# Cross validation

This a first demonstration of how we'll use cross validation method in other models. Performance is not yet the main concern. This aim to clearely defined what is cross validation and how to apply it in any type of model.

The Model class is defined with methods for initializing the dataset, building the model, and training the model.

The __init__ method initializes the dataset from the "data/train" directory, gets the class names and some dataset properties, and displays some information about the dataset, such as image batch shapes, class distribution, and the mean of the data. 

The dataset is normalized and the features (images) and labels (classes) are separated.

In [None]:
from sklearn.utils import class_weight
from sklearn.model_selection import KFold

from scripts.x_ray_dataset_builder import Dataset


class Model:
    def __init__(self, image_size=(512, 512)):
        train_dir = pathlib.Path("data/train")

        train_ds = Dataset(train_dir, batch_size=64, image_size=image_size)

        AUTOTUNE = tf.data.AUTOTUNE

        train_ds.build(AUTOTUNE, False)

        class_names = train_ds.get_class_names()
        print("\nClass names:")
        print(class_names)

        train_x_batch_shape = train_ds.get_x_batch_shape()
        print("\nTraining dataset's images batch shape is:")
        print(train_x_batch_shape)

        train_y_batch_shape = train_ds.get_y_batch_shape()
        print("\nTraining dataset's labels batch shape is:")
        print(train_y_batch_shape)

        train_ds.display_images_in_batch(2, "Training dataset")
        train_ds.display_batch_number("Training dataset")
        train_ds.display_distribution("Training dataset")
        train_ds.display_mean("Training dataset")

        self.class_names = class_names
        self.train_ds = train_ds.normalized_dataset
        self.x_train = train_ds.x_dataset
        self.y_train = train_ds.y_dataset

The build method defines the architecture of the model, which is a simple feedforward neural network with an input layer that flattens the images, a hidden layer with 128 neurons using ReLU activation function, and an output layer with a number of neurons equivalent to the number of classes using the softmax activation function. 
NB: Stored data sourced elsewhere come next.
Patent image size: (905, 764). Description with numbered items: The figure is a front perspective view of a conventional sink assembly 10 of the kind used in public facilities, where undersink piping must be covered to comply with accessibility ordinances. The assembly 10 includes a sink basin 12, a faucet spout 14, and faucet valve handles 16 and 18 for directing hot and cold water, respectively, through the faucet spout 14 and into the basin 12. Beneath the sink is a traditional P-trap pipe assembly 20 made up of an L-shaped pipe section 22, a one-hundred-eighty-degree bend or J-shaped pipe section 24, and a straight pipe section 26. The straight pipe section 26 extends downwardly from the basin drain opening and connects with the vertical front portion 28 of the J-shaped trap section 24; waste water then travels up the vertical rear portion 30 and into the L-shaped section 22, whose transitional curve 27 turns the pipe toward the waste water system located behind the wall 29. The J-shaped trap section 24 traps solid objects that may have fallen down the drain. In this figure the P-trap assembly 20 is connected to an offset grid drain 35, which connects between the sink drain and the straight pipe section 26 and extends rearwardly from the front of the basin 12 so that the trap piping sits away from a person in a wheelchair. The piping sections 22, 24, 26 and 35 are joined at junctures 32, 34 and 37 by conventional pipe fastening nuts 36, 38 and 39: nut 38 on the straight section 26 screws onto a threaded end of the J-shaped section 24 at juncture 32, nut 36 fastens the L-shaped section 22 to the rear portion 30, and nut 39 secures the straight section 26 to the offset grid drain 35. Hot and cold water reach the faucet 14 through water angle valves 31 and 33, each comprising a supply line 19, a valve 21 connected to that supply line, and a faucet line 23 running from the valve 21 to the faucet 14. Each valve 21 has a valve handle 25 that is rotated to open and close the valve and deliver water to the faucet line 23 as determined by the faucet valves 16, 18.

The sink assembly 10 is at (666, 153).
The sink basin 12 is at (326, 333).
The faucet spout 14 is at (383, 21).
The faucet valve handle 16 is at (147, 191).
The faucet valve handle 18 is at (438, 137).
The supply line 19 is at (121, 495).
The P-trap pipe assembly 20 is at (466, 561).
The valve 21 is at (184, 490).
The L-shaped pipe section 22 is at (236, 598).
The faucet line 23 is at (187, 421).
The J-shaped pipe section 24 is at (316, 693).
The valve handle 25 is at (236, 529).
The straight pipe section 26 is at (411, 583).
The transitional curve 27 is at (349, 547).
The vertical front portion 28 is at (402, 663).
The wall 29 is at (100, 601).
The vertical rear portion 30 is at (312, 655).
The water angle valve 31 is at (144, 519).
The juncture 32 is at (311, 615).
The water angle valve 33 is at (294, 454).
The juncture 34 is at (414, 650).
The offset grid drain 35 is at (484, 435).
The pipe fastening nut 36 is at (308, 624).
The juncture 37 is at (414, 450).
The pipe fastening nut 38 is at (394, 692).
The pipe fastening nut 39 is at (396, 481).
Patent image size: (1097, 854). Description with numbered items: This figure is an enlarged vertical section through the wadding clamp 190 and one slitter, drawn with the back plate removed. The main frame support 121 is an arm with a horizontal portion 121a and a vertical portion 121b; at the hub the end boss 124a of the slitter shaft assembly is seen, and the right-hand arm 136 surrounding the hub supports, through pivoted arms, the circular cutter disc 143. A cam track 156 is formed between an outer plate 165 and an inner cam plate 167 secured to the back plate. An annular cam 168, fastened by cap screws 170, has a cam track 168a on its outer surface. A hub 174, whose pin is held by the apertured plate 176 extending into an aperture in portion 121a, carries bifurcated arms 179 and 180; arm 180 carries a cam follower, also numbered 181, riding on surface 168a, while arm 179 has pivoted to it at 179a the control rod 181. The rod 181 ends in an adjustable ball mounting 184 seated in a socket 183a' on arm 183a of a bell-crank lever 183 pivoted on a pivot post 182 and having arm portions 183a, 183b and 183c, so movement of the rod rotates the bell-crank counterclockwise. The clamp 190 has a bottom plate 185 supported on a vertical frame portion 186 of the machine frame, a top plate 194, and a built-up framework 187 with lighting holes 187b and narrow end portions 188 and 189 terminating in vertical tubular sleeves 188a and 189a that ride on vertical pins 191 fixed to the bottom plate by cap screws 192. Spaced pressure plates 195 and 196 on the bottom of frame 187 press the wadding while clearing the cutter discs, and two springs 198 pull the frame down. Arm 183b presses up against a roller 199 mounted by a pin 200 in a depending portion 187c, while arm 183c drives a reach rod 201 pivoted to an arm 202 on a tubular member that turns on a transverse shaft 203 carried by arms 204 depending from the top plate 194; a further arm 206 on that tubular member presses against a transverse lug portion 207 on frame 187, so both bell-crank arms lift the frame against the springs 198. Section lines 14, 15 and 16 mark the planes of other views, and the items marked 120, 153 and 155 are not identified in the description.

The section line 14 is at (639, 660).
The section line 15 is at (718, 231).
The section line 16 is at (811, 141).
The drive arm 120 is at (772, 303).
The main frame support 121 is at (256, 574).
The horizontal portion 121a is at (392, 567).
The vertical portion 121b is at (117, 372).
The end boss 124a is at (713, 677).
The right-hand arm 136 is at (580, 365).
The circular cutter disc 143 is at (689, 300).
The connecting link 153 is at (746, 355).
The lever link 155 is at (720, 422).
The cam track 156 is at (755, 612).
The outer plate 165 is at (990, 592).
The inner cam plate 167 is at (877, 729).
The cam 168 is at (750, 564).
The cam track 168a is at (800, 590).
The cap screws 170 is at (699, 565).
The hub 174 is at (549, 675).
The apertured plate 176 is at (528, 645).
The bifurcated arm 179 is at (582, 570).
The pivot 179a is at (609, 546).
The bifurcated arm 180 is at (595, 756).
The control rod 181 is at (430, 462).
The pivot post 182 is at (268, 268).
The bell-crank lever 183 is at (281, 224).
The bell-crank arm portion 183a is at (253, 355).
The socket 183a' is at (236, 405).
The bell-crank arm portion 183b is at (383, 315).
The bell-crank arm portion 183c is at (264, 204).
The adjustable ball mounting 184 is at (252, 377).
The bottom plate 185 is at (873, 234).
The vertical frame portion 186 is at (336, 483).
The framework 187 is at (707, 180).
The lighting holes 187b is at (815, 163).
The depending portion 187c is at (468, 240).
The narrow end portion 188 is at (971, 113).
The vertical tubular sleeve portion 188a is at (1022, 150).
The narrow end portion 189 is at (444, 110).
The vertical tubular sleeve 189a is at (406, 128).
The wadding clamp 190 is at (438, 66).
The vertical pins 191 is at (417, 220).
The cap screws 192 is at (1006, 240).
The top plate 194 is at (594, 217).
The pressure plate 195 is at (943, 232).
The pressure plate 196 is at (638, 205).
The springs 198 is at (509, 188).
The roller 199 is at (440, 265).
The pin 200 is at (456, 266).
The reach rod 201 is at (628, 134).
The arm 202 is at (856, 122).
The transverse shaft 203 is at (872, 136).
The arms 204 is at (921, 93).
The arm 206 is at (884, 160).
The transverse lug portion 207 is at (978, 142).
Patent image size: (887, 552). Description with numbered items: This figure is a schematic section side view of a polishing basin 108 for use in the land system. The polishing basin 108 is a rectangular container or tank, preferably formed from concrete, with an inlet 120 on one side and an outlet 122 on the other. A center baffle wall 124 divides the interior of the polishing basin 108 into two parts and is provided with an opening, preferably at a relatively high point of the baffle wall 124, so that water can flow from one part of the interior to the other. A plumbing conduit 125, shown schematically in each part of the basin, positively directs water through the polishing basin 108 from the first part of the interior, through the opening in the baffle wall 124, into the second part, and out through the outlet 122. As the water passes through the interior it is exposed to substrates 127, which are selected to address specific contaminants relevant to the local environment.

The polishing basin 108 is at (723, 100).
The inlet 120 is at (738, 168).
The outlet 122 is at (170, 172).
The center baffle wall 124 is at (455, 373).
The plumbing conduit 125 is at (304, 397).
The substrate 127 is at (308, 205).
The model is compiled with the Adam optimizer, categorical cross-entropy loss function, and metrics including categorical accuracy, precision, and recall.

In [None]:
 def build(self, input_shape=(512, 512, 1)):
        model = tf.keras.Sequential(
            [
                tf.keras.layers.Flatten(input_shape=input_shape),
                tf.keras.layers.Dense(128, activation="relu"),
                tf.keras.layers.Dense(len(self.class_names), activation="softmax"),
            ]
        )

        model.compile(
            optimizer="adam",
            loss=tf.keras.losses.CategoricalCrossentropy(from_logits=False),
            metrics=[
                tf.keras.metrics.CategoricalAccuracy(), 
                tf.keras.metrics.Precision(), 
                tf.keras.metrics.Recall()
            ],
        )

        model.summary()

        return model

The train method implements k-fold cross-validation for training and evaluating the model. 

The dataset is split into 'k' folds, with each fold used as a validation set while the remaining folds are used for training. 

The script computes class weights for handling imbalanced classes. 

For each fold, the model is built and trained, and the training and validation accuracies and losses are plotted. 

After training, the model is saved in the "notebooks/2_cross_validation" directory.

In [None]:
    def train(self, epochs, k=5, input_shape=(512, 512, 1)):
        print("\nStarting training...")
        k = k
        num_epochs = epochs

        kfold = KFold(n_splits=k, shuffle=True, random_state=1)
        fold = 1

        class_weights = class_weight.compute_class_weight('balanced', classes=np.unique(self.y_train), y=np.argmax(self.y_train, axis=1))
        class_weights = dict(enumerate(class_weights))
        class_weights[0] = class_weights[0] * 4.25


        for train_index, val_index in kfold.split(self.x_train, self.y_train):       
            model = self.build(input_shape=input_shape)

            print(f"Processing fold {fold}")
            train_images, val_images = self.x_train[train_index], self.x_train[val_index]
            train_labels, val_labels = self.y_train[train_index], self.y_train[val_index]

            history = model.fit(train_images, train_labels, class_weight=class_weights, batch_size=64, epochs=num_epochs, validation_data=(val_images, val_labels))
            
            fold += 1

            categorical_accuracy = history.history["categorical_accuracy"]
            val_categorical_accuracy = history.history["val_categorical_accuracy"]

            loss = history.history["loss"]
            val_loss = history.history["val_loss"]

            epochs_range = range(epochs)

            plt.figure(figsize=(8, 8))
            plt.subplot(1, 2, 1)
            plt.plot(epochs_range, categorical_accuracy, label="Training Accuracy")
            plt.plot(epochs_range, val_categorical_accuracy, label="Validation Accuracy")
            plt.legend(loc="lower right")
            plt.title("Training and Validation Accuracy")

            plt.subplot(1, 2, 2)
            plt.plot(epochs_range, loss, label="Training Loss")
            plt.plot(epochs_range, val_loss, label="Validation Loss")
            plt.legend(loc="upper right")
            plt.title("Training and Validation Loss")
            plt.show()
        
        print("\n\033[92mTraining done !\033[0m")

        print("\nSaving...")
        model.save("notebooks/2_cross_validation/model_2.keras")
        model.save("notebooks/2_cross_validation")
        print("\n\033[92mSaving done !\033[0m")

This script is an example of how to implement k-fold cross-validation in machine learning, which helps to better estimate the model's performance by averaging the performance metrics over 'k' different train-validation splits. 

It's particularly useful when the available data is limited